Memories of watching this public broadcast program as children is something that almost all Americans have in common. We all watched. It’s how many of us learned to count, recognize the letters of the alphabet and speak some rudimentary Spanish. It was often funny, sometimes sad and always educational.
What you might not know about “Sesame Street” is that it was deliberately conceived as an educational intervention to help low-income, minority children. I read the history of “Sesame Street” recently and found it to have some very interesting characteristics:
* It was highly targeted. While “Sesame Street” was and continues to be widely viewed by Americans of all socioeconomic and racial backgrounds, the program was very specifically developed to teach minority preschoolers. In the era in which integration of the public schools was an ongoing process, many children whose parents and grandparents had been excluded from higher education (and, in many cases, full and adequate primary and secondary schooling), the show aimed to fill the gaps by specifically targeting low-income, minority children. Thus, the show’s creators set it not in an idyllic suburb, but on an urban street. Its characters did not live in mansions or fancy high-rises, but in basic apartments. “Sesame Street” was conceived as an intervention that would help poor and minority children, who might not have the opportunity to attend preschools, have the chance to be on par with their peers on the first day of elementary school.

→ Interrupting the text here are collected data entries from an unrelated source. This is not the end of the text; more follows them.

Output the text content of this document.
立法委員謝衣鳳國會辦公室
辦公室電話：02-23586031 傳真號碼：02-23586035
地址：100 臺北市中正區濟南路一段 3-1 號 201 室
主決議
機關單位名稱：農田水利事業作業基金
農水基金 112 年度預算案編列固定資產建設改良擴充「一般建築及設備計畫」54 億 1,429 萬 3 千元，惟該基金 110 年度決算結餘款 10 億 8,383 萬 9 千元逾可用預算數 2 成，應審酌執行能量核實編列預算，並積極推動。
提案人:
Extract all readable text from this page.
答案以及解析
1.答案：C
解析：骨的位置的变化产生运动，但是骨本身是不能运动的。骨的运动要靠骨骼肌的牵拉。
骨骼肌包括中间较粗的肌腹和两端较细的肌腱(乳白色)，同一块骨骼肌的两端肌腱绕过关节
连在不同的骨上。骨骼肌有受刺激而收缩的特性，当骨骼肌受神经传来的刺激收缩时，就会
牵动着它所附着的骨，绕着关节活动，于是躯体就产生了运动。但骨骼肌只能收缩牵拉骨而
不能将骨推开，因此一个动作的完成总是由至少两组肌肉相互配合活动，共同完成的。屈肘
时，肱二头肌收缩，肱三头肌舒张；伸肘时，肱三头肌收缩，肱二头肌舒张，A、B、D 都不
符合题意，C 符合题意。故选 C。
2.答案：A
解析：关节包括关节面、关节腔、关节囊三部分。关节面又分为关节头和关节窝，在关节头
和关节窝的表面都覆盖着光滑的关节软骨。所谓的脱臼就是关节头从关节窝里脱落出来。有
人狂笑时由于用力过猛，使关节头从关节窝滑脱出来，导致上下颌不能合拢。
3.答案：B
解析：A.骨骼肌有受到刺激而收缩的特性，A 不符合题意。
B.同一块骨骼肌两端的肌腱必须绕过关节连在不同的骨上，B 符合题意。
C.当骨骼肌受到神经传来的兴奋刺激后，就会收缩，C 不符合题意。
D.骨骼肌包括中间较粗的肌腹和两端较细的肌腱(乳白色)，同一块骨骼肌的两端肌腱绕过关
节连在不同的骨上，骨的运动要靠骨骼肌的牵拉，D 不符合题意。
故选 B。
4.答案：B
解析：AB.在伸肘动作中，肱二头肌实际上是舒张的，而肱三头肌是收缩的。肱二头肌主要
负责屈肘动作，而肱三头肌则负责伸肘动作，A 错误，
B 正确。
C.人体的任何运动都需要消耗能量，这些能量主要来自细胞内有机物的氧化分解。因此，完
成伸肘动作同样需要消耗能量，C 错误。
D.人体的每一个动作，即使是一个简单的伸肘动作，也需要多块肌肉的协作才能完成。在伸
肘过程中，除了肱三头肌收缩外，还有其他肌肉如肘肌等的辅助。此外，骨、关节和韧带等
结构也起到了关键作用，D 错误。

* It challenged norms. “Sesame Street” was one of the first programs on television – and the first program aimed at children – to feature a multiracial cast. Its introduction was one of the first times that minority children got to see characters who looked like themselves on television, and it was definitely the first time that those children were interacting with white characters. The state of Mississippi initially tried to ban its broadcast because of this integration. There were also protests that the show featured strong, independent single women who found personal and career fulfillment outside of family and household management.